Nicolas Gary - 19.01.2015

Edition - Société - François Hollande - inauguration Philharmonie - monde édition


Le 15 janvier dernier, le président de la République a adressé, nous apprend son agenda, ses vœux au monde de la Culture. A l'occasion de l'inauguration de la Philharmonie de Paris, presque parvenue au terme de ses 5 années de chantier, François Hollande a reçu une standing ovation, démultipliée par l'acoustique de rêve. Sauf qu'un petit couac, inattendu, a surgi...

 

 

 

 

L'accueil a été chaleureux, assure le service de presse de l'Élysée, et le président flamboyant, rappelant que la culture effraie les terroristes, « parce qu'elle est insolente, parce qu'elle est irrespectueuse, parce qu'elle est libre, parce qu'elle est humaine ». Au fil du discours, le chef de l'exécutif insiste que cette culture incarne « tout le contraire de l'obscurantisme, du fondamentalisme, du fanatisme. La culture a toujours été redoutée par les dictatures. Ce sont elles qui brûlent les livres, censurent les films, détruisent le patrimoine. On pourrait remonter au XXe siècle. La barbarie nazie suffirait à le démontrer ».

 

Tiens, le livre. Jolie référence, qui servira d'ailleurs à conclure le fameux discours présidentiel, avec une citation de Cervantes : « Là où il y a de la musique, il n'y a pas de place pour le mal », déclare François Hollande, se demandant si « la musique de l'Orchestre de Paris chassera le mal à elle seule ». Personne n'a encore de réponse à la question, mais une autre est venue poindre. 

 

C'est que, dans cette salve d'applaudissements, nombre de personnalités du monde de la Musique se retrouvaient bien assises – fort logiquement. Ainsi, l'Opéra était également à son aise, de même que la Danse. Et puis, d'autres venues du théâtre, des directeurs et des propriétaires de salles parisiennes, bien entendu. Certes, l'absence de Jean Nouvel, l'architecte star, lauréat du prix Pritzker 2008 (équivalent du Nobel d'architecture), était remarquée, ce dernier avait fait ce qu'il fallait pour porter haut ses doléances. Pas plus que Pierre Boulez, un peu fatigué à 90 ans.

 

L'Élysée, sollicité par ActuaLitté, se dédouane : « Nous n'avions pour charge que l'accréditation des journalistes, au cours de cette soirée. Pour les invitations de personnalités, il faut vous tourner vers le ministère de la Culture. » Sitôt dit, sitôt fait : mais on n'a pas vraiment de réponse à nous apporter.

 

Retour vers l'Élysée, qui nous assure cette fois que c'est la Philharmonie qui a géré les invitations.
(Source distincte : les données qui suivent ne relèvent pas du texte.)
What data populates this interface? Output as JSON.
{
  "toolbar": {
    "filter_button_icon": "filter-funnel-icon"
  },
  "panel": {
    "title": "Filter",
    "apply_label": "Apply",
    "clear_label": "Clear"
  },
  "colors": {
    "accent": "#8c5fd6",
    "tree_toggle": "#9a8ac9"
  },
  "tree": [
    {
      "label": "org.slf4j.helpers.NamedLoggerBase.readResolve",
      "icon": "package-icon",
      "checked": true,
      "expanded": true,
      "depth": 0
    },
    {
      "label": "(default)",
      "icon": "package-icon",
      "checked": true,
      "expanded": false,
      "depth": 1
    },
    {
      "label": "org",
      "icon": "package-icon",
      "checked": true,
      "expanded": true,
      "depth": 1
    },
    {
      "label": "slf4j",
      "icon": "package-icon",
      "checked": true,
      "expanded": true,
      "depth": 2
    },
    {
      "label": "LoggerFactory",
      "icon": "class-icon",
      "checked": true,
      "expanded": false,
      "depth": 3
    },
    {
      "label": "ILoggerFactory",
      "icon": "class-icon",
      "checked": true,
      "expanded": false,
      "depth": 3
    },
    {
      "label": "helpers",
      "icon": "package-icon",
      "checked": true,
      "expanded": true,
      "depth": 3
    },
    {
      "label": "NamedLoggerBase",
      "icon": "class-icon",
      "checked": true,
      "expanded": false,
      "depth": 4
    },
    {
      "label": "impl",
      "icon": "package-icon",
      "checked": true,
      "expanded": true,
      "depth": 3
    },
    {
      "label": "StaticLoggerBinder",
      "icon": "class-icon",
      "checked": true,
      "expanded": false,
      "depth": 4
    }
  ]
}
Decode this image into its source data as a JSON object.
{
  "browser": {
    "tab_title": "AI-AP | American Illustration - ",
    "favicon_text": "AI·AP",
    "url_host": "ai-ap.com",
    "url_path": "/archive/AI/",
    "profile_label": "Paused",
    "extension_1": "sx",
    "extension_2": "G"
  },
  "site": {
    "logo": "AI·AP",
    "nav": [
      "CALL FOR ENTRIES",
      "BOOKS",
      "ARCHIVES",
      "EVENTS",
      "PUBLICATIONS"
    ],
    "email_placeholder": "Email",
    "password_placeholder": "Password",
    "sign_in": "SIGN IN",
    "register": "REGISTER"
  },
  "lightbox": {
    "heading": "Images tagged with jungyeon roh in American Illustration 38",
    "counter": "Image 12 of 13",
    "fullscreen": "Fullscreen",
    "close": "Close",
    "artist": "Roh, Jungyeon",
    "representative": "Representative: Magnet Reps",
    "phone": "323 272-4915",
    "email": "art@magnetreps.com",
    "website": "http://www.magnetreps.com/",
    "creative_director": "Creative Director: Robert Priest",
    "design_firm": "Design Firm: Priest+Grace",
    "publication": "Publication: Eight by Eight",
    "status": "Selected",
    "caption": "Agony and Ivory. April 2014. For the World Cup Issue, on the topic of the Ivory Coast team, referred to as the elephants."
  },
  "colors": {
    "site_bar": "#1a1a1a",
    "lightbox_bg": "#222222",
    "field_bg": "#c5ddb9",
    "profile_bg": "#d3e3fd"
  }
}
Avec une petite précision : ce n'étaient pas les vœux à la Culture, « mais avant tout l'inauguration de la salle ». Et accessoirement, il ne devrait pas y avoir de vœux, cette année, adressés au monde de la culture : « L'inauguration a fait office, mais l'exercice n'aura probablement pas lieu cette année. » 

 

La Philharmonie, qu'on avait l'impression de vraiment déranger, nous envoie gentiment sur les roses : les personnalités du monde de l'édition, pour l'occasion de ce concert, ce n'était manifestement pas une priorité. Et si l'on a besoin de l'information, on nous invite à rappeler. Avec 45.000 personnes reçues, cinq jours après l'ouverture, la salle est comble, on a d'autres chats à fouetter.

 

Un tour d'horizon des acteurs majeurs de l'édition nous a cependant confirmé que personne n'avait reçu d'invitation pour le concert du soir même – et donc, pas de vœux, même si François Hollande n'en a pas vraiment présenté officiellement. Enfin... c'est compliqué... D'ailleurs, le monde du cinéma n'était pas particulièrement présent non plus.

 

Le matin de cette inauguration, le président était allé présenter ses vœux aux Armées à Toulon : faut-il s'attendre à un casus belli ?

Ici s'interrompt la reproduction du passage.